• The review is due to be completed later this month.
    The review is due to be completed later this month.

Cool-Safe, the body which runs New Zealand’s accredited voluntary Product Stewardship Scheme for refrigerants, is investing $500,000 per annum to build capacity and capability within the country’s HVACR sector.

Cool Safe’s first priority has been to launch an independent review into training needs and resources claiming it is urgently required.

“The review, and subsequent investment into industry training resources, follows feedback from the refrigerants industry that there are significant gaps and inconsistencies in current training being delivered,” Cool Safe said in a statement.

“These gaps have been highlighted as putting at risk both the safety of refrigerant technicians and end-user of the refrigerant containing products, as well as the effective environmental management of refrigerants.

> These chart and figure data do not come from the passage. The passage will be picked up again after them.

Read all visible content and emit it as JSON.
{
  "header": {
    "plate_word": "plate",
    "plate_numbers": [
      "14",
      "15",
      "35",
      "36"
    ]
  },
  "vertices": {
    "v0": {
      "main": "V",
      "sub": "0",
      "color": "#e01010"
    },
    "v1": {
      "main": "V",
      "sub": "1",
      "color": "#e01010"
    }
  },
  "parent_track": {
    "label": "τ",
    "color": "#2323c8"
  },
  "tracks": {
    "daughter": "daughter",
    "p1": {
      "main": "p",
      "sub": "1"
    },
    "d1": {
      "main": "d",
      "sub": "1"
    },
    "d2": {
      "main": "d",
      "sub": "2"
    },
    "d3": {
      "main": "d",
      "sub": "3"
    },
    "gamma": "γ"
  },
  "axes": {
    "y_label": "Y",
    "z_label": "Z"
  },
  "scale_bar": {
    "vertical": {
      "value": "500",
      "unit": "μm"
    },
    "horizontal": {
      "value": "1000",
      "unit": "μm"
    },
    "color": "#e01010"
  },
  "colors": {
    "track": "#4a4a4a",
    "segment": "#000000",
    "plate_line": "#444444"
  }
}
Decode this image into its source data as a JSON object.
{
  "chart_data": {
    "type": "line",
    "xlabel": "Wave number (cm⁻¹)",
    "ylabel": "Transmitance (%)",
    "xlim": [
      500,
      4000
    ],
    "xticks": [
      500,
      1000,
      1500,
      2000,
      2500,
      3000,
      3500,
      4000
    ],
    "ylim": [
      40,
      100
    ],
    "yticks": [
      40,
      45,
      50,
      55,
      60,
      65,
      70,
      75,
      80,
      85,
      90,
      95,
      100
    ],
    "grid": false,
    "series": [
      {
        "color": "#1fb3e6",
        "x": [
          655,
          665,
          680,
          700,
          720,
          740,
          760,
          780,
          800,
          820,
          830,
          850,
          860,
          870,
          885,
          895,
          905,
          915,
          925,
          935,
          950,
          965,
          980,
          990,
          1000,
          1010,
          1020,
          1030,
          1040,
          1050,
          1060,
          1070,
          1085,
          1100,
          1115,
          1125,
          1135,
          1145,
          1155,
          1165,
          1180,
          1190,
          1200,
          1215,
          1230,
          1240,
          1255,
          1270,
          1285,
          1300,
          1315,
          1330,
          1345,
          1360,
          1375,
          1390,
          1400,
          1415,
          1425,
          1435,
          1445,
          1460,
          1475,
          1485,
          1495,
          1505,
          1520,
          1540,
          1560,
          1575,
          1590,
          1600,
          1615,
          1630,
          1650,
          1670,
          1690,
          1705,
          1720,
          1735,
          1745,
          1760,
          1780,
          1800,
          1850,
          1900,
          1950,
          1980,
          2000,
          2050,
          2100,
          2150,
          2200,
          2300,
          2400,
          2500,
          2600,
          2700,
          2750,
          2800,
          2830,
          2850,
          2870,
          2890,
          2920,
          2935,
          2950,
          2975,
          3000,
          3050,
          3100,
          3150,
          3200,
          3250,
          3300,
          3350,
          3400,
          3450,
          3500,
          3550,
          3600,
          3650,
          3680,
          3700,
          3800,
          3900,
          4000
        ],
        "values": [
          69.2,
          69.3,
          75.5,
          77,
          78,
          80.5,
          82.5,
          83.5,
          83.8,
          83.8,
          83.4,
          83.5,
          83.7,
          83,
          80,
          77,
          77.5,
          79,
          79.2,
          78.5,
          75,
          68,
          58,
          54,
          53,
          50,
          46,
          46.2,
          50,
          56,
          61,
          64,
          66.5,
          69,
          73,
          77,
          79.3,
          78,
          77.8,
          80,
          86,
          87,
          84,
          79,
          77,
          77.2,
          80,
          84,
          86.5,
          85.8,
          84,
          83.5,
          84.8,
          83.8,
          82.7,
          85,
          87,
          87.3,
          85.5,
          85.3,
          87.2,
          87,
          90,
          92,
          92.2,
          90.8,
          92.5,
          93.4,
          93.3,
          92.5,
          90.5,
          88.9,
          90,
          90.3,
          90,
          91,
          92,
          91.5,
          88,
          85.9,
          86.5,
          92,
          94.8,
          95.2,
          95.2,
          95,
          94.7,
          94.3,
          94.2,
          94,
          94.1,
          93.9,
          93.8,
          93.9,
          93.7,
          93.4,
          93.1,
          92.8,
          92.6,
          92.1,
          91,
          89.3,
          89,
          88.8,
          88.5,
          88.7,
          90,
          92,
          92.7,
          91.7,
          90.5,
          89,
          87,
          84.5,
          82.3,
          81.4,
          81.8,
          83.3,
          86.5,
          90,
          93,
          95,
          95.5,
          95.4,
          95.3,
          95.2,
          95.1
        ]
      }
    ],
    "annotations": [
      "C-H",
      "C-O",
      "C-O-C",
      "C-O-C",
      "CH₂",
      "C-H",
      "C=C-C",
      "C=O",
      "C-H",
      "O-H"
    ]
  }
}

“Addressing these gaps and ensuring refrigerant technicians are appropriately trained is key to ensure refrigerant containing equipment is installed and maintained correctly, preventing the unnecessary and harmful release of synthetic refrigerant greenhouse gas emissions into the atmosphere.”

Toby Beaglehole, a former chief executive in both vocational education and oil and gas, is leading the independent review.

The Trust for the Destruction of Synthetic Refrigerants, which was formed in 1993 to manage refrigerant gas collection and destruction in New Zealand, governs the Cool-Safe scheme.

Trust chair Richard Lauder supports improvements to training across the entire industry.

“Over the last year as our trustees and Cool-Safe team have met with more and more of the frontline teams doing the really important job of ensuring we all have access to the benefits of refrigeration and heating in our businesses and homes, it’s clear there is frustration that this industry, that is so vital to our economy and wellbeing, isn’t appropriately supported with easy and plentiful access to rigorous and robust training resources,” he said.

“As an environmental trust, we’re particularly concerned by this – as we know a well-trained refrigerant workforce is key to preventing synthetic refrigerant gas leaks into our atmosphere, which can cause thousands of times more damage than the equivalent volume of CO2.

“That’s why we’ve made it a priority to invest in better access and improved training for the refrigerants industry.”

The review, including the delivery of a summary report and set of recommendations, is due to be completed later this month.